Exercise is one of the best ways to increase your bone mass and maintain healthy bones. We want to be sure when starting an exercise program that we are doing so safely. If you have or are at risk of developing osteoporosis, learn what risks are involved and how to take preventative measures when beginning your exercise routine. Take care of your bones by using the following tips from our expert, Dr. Scott Weiss:
Osteoporosis is more common than it should be. Although we don’t know how to completely stop bone loss, we can take steps to prevent many of the fractures. Prevention starts in childhood, with good nutrition and exercise. Fall prevention is especially important in elderly persons. Sometimes doctors and their patients just want to take a medication for osteoporosis, without paying attention to these basic building blocks of bone health. The medications will not be as effective if there is inadequate calcium and vitamin D in the body. The other building blocks are proper exercise, weight gain and proper over all nutrition, caffeine reduction, smoking cessation and fall prevention in elderly.
Follow some of these general principals to ensure a safe & productive exercise program:
- Exercises that you can perform that are weight bearing in nature are the best (walking, dancing, hiking, stair-climbing). Stressing the bones through its long axis is optimal.
- Do not perform large impact activities that cause undue jarring to the spine.
- Resistance exercise can generate tension in the bones thus stimulating the bones to grow. This refers to training with either light weights or elastic bands.
- Bone density increases the most with higher weights and fewer repetitions.
- Increase your weight slowly and progress accordingly. Listen to your body.
- Postural exercises that help you become more upright can reduce stress on specific areas of the body.
- Balance exercises help maintain equilibrium and reduce the risk of falling. (Explore Tai-chi)

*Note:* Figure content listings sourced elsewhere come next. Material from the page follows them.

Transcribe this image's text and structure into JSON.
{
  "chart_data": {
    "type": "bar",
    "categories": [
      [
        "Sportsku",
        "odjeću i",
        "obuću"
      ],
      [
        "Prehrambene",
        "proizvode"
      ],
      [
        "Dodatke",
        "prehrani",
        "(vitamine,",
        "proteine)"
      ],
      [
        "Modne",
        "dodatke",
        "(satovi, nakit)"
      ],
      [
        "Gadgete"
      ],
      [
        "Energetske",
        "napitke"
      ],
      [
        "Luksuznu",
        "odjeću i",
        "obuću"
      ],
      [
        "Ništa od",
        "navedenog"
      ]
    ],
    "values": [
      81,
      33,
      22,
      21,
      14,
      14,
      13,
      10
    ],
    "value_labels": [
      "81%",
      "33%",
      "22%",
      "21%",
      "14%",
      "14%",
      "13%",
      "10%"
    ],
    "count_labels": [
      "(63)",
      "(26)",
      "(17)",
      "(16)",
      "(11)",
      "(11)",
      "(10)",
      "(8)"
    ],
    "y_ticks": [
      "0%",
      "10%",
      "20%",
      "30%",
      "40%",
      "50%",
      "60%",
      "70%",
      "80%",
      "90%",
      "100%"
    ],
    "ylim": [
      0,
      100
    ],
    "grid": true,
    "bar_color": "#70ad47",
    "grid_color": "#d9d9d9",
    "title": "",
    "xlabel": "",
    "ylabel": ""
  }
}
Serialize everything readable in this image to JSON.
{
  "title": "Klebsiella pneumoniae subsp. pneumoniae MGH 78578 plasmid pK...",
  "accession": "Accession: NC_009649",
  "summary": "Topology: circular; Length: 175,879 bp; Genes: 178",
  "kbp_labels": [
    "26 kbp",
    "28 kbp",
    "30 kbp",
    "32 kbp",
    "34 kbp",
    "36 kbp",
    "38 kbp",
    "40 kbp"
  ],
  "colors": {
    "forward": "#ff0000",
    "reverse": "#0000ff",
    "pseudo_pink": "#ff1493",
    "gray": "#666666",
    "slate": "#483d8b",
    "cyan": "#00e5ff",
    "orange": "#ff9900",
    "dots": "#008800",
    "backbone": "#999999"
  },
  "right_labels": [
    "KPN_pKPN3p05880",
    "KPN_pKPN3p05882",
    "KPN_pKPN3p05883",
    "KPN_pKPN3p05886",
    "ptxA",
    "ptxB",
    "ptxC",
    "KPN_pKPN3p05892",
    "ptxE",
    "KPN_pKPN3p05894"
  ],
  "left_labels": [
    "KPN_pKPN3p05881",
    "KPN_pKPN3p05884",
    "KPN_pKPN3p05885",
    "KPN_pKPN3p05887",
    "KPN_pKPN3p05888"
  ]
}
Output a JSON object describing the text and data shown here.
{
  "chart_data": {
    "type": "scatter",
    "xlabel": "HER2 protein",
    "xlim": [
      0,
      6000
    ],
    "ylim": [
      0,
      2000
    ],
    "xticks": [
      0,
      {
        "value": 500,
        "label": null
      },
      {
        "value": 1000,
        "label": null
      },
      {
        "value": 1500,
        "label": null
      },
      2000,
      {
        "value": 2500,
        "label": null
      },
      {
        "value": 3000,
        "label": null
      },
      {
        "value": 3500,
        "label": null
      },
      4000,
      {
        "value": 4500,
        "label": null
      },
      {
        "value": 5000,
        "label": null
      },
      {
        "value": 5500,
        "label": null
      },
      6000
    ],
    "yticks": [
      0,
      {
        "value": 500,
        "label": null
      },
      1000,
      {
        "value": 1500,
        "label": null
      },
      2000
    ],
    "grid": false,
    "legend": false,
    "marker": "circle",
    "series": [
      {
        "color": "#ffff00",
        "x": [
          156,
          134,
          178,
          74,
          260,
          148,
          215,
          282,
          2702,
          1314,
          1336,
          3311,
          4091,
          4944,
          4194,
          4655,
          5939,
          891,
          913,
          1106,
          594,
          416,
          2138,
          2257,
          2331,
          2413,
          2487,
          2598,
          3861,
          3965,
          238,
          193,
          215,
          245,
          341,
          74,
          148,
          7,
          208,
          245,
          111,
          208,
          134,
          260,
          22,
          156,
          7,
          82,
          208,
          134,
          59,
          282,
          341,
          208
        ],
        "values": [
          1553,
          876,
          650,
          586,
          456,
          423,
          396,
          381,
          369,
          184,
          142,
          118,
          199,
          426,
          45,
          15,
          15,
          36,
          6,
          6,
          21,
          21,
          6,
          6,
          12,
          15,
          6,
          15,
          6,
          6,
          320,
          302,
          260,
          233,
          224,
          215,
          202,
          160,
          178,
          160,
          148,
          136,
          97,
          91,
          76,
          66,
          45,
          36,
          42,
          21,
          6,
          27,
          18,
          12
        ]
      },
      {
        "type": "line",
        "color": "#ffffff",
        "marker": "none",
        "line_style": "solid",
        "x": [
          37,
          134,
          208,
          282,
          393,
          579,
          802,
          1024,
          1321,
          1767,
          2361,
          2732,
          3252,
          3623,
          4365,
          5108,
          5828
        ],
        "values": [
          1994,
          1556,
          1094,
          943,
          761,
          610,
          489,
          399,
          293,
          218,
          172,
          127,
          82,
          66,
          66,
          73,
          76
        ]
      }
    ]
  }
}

- Avoid movements to the end of your range (twisting, forward or backward bending).
- Most studies show that an exercise program of nine months in duration will produce the desired increase in bone mineral density.
- The frequency of exercise recommended is 3-5 days/week.
- Always warm-up and cool-down.
- During activities of daily living, become conscious of your positioning. Bend from the hips to bend down, don’t slouch when you sit and stabilize the lower back with your hand when sneezing or coughing.
- Remember: Small 10 minute bouts of activity have shown to be just as beneficial as one long bout of exercise.